Após uma extensa investigação, que incluiu a análise de quase dois mil arquivos, vídeos e laudos técnicos, o Ministério Público de Santa Catarina chegou a uma conclusão sobre a morte do cão Orelha, que ocorreu em janeiro deste ano. O relatório, divulgado na última terça-feira (12), esclarece que a morte do animal não foi decorrente de agressões cometidas por um grupo de adolescentes, como inicialmente acreditado, mas sim devido a uma "condição grave e preexistente".
Contexto da Investigação
A morte de Orelha gerou grande repercussão nas mídias sociais e na opinião pública, levando a uma investigação detalhada por parte da Polícia Civil de Santa Catarina. Inicialmente, o caso foi tratado como um ato de crueldade, onde os adolescentes teriam agredido o cão na praia onde ele residia. As autoridades chegaram a solicitar a internação de um dos jovens suspeitos.
Análise das Evidências
O Ministério Público, ao examinar as evidências, identificou várias inconsistências na narrativa apresentada pela Polícia Civil. A principal descoberta foi a reconstituição da cronologia dos eventos. Embora a versão inicial afirmasse que um adolescente teria permanecido com Orelha na praia por cerca de 40 minutos, as análises dos vídeos mostraram uma discrepância temporal significativa, com uma defasagem de aproximadamente 30 minutos entre os registros das câmeras.
Resultados da Reconstituição
A reconstituição revelou que não havia registros da presença do cão na Praia Brava, local onde supostamente teria ocorrido a agressão. Testemunhas confirmaram que Orelha não foi visto naquela manhã. Além disso, o documento do Ministério Público indicou que, enquanto um dos jovens estava na praia, o cão estava localizado a cerca de 600 metros de distância, o que contradiz a tese de que ambos compartilharam o mesmo espaço.
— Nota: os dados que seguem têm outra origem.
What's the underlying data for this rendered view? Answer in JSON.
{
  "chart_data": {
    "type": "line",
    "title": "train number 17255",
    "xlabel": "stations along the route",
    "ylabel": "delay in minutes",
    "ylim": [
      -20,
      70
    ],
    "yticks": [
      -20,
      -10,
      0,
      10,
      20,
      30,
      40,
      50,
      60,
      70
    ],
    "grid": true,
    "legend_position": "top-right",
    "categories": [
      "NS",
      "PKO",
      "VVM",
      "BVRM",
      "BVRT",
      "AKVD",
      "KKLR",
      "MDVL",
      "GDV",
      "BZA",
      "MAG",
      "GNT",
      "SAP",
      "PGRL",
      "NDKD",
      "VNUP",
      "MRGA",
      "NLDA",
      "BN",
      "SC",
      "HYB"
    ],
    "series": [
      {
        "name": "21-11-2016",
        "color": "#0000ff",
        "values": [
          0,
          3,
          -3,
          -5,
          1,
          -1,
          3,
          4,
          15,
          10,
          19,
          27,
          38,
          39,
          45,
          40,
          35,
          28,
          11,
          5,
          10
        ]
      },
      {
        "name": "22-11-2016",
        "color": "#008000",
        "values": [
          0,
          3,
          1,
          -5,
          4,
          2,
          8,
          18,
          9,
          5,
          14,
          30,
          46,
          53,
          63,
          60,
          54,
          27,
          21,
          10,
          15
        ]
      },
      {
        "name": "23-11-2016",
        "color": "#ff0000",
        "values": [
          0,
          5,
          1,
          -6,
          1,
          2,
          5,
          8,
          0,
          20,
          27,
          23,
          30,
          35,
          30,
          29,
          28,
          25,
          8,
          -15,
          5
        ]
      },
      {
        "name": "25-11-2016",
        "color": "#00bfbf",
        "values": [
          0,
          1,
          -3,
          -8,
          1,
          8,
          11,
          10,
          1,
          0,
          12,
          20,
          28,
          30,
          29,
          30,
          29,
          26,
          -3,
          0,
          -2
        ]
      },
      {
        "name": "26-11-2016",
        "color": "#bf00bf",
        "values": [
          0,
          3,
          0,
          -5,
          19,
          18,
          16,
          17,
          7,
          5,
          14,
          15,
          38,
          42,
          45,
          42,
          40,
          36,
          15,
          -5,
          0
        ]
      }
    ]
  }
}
Exames Periciais e Conclusões
Outros fatores que influenciaram a decisão do Ministério Público foram os laudos periciais e o depoimento do médico-veterinário que atendeu Orelha. A exumação do animal não revelou fraturas ou lesões que pudessem indicar maus-tratos. Ao contrário, constatou-se que Orelha apresentava sinais de osteomielite na região maxilar, uma infecção crônica relacionada a problemas dentários, o que, segundo os especialistas, explica a gravidade de sua condição.
Implicações Finais
Com base nas evidências coletadas e na análise rigorosa realizada, o Ministério Público solicitou o arquivamento do caso judicial. A decisão ressalta a importância de uma investigação minuciosa em casos de supostos maus-tratos a animais, evitando conclusões precipitadas que possam prejudicar inocentes. O caso de Orelha destaca a necessidade de um olhar crítico sobre as informações disponíveis e a relevância da ciência forense na elucidação de fatos.